"Did you see the family playing at the beach?"
Translation:Så du den lekende familien på stranden?
Did you see the family playing at the beach? = Så du familien som lekte på stranden? (/Så du familien lekende på stranden?*)
The most natural translation for "the family playing at…" is "familien som lekte på…". The Norwegian phrase "den lekende familien" would be "the playfull family" or maybe "the playing famliy".
Here, the translation suggested by DL (Did you see the family playing at the beach? = Så du den lekende familien på stranden?) is simply not correct.
Hm... so even if the participle is used as part of a predicate, it's placed in the adjective position? I keep reading this as, "there is a family who plays a lot, and you saw them at the beach." Or replace it with "singing" for example: den syngende familien reads to me like the von Trapps were at the beach, as opposed to just some family singing (which feels like it should be den familien syngende)...

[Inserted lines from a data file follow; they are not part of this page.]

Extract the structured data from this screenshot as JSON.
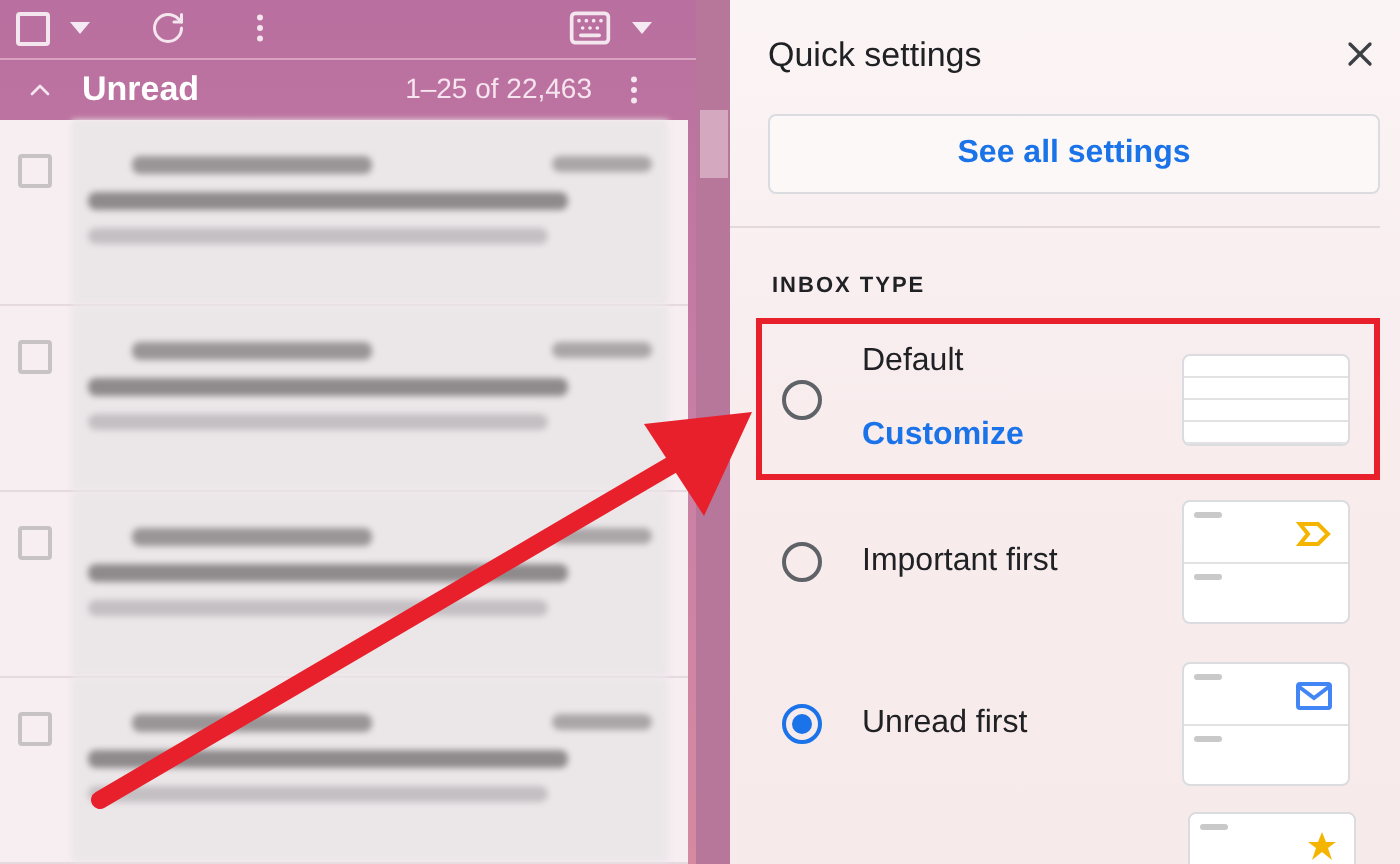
{
  "toolbar": {
    "select_all_checked": false
  },
  "mail_list": {
    "section_title": "Unread",
    "range": "1–25 of 22,463",
    "expanded": true,
    "rows": [
      {
        "checked": false
      },
      {
        "checked": false
      },
      {
        "checked": false
      },
      {
        "checked": false
      }
    ]
  },
  "quick_settings": {
    "title": "Quick settings",
    "see_all_button": "See all settings",
    "section_label": "INBOX TYPE",
    "options": [
      {
        "kind": "default",
        "label": "Default",
        "link": "Customize",
        "selected": false,
        "highlighted": true
      },
      {
        "kind": "important",
        "label": "Important first",
        "selected": false,
        "highlighted": false
      },
      {
        "kind": "unread",
        "label": "Unread first",
        "selected": true,
        "highlighted": false
      }
    ],
    "next_option_preview": {
      "kind": "starred"
    }
  }
}
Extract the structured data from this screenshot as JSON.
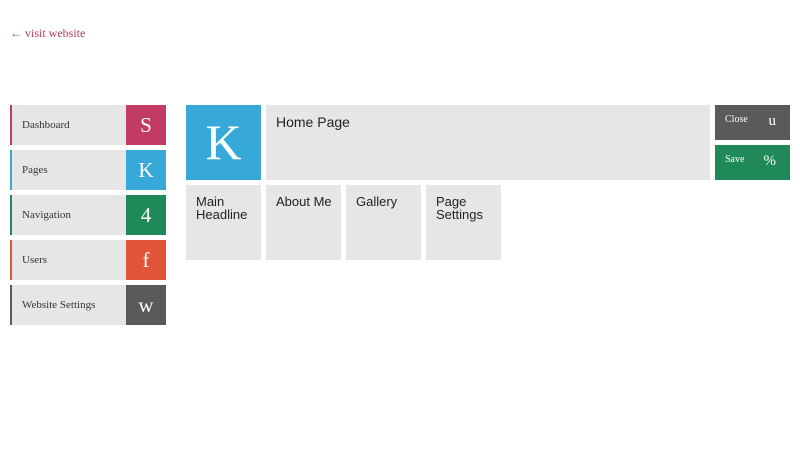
{
  "visit_link": {
    "label": "← visit website"
  },
  "sidebar": {
    "items": [
      {
        "label": "Dashboard",
        "glyph": "S",
        "color": "#c23b63"
      },
      {
        "label": "Pages",
        "glyph": "K",
        "color": "#37a9d9"
      },
      {
        "label": "Navigation",
        "glyph": "4",
        "color": "#1f8a57"
      },
      {
        "label": "Users",
        "glyph": "f",
        "color": "#e0553a"
      },
      {
        "label": "Website Settings",
        "glyph": "w",
        "color": "#5a5a5a"
      }
    ]
  },
  "header": {
    "hero_glyph": "K",
    "hero_color": "#37a9d9",
    "title": "Home Page"
  },
  "actions": {
    "close": {
      "label": "Close",
      "glyph": "u",
      "color": "#5a5a5a"
    },
    "save": {
      "label": "Save",
      "glyph": "%",
      "color": "#1f8a57"
    }
  },
  "sections": [
    {
      "label": "Main Headline"
    },
    {
      "label": "About Me"
    },
    {
      "label": "Gallery"
    },
    {
      "label": "Page Settings"
    }
  ]
}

Is there a way to distinguish a (present or otherwise) participle used as a permanent quality (like "playful") versus a current state (like "playing [at the time]")? By "treated as an adjective", do you mean that a present participle will always be the former rather than the latter, or just that it will be positioned like an adjective in a sentence?

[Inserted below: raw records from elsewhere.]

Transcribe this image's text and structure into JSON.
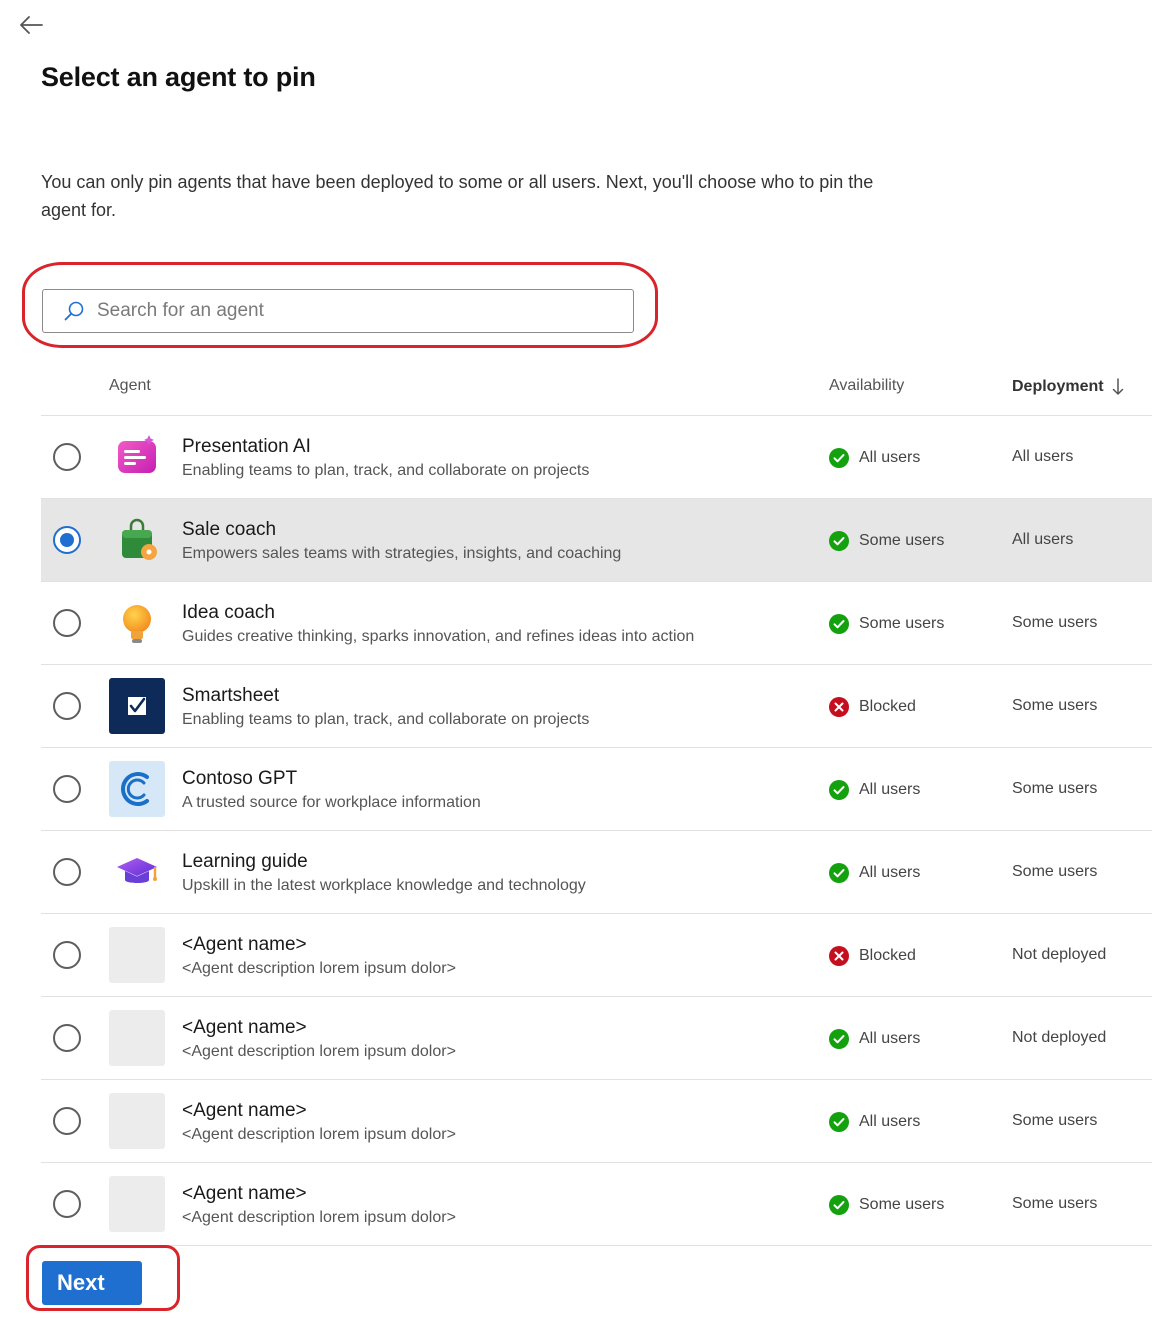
{
  "page": {
    "title": "Select an agent to pin",
    "description": "You can only pin agents that have been deployed to some or all users. Next, you'll choose who to pin the agent for."
  },
  "search": {
    "placeholder": "Search for an agent"
  },
  "table": {
    "headers": {
      "agent": "Agent",
      "availability": "Availability",
      "deployment": "Deployment"
    },
    "sort": {
      "column": "deployment",
      "direction": "descending"
    },
    "rows": [
      {
        "name": "Presentation AI",
        "description": "Enabling teams to plan, track, and collaborate on projects",
        "availability": "All users",
        "availability_status": "ok",
        "deployment": "All users",
        "selected": false,
        "icon": "presentation-ai-icon"
      },
      {
        "name": "Sale coach",
        "description": "Empowers sales teams with strategies, insights, and coaching",
        "availability": "Some users",
        "availability_status": "ok",
        "deployment": "All users",
        "selected": true,
        "icon": "sale-coach-icon"
      },
      {
        "name": "Idea coach",
        "description": "Guides creative thinking, sparks innovation, and refines ideas into action",
        "availability": "Some users",
        "availability_status": "ok",
        "deployment": "Some users",
        "selected": false,
        "icon": "idea-coach-icon"
      },
      {
        "name": "Smartsheet",
        "description": "Enabling teams to plan, track, and collaborate on projects",
        "availability": "Blocked",
        "availability_status": "blocked",
        "deployment": "Some users",
        "selected": false,
        "icon": "smartsheet-icon"
      },
      {
        "name": "Contoso GPT",
        "description": "A trusted source for workplace information",
        "availability": "All users",
        "availability_status": "ok",
        "deployment": "Some users",
        "selected": false,
        "icon": "contoso-gpt-icon"
      },
      {
        "name": "Learning guide",
        "description": "Upskill in the latest workplace knowledge and technology",
        "availability": "All users",
        "availability_status": "ok",
        "deployment": "Some users",
        "selected": false,
        "icon": "learning-guide-icon"
      },
      {
        "name": "<Agent name>",
        "description": "<Agent description lorem ipsum dolor>",
        "availability": "Blocked",
        "availability_status": "blocked",
        "deployment": "Not deployed",
        "selected": false,
        "icon": "placeholder-icon"
      },
      {
        "name": "<Agent name>",
        "description": "<Agent description lorem ipsum dolor>",
        "availability": "All users",
        "availability_status": "ok",
        "deployment": "Not deployed",
        "selected": false,
        "icon": "placeholder-icon"
      },
      {
        "name": "<Agent name>",
        "description": "<Agent description lorem ipsum dolor>",
        "availability": "All users",
        "availability_status": "ok",
        "deployment": "Some users",
        "selected": false,
        "icon": "placeholder-icon"
      },
      {
        "name": "<Agent name>",
        "description": "<Agent description lorem ipsum dolor>",
        "availability": "Some users",
        "availability_status": "ok",
        "deployment": "Some users",
        "selected": false,
        "icon": "placeholder-icon"
      }
    ]
  },
  "actions": {
    "next_label": "Next"
  },
  "colors": {
    "accent": "#1f6fd0",
    "success": "#13a10e",
    "blocked": "#c50f1f",
    "highlight_outline": "#d9242b",
    "selected_row": "#e6e6e6"
  }
}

The Norwegian sentence could mean either permanent or current state, so context would be helpful if you wanted to distinguish these.
The sentence is somewhat unnatural in Norwegian, it would be more common to say "Så du familien som lekte på stranden?"(Did you see the family who played at the beach?)
Present participles behave just like adjectives in Norwegian, so it should be positioned as one. They can't be used as in English: "I am playing" != "Jeg er lekende"(which makes no sense to say in Norwegian).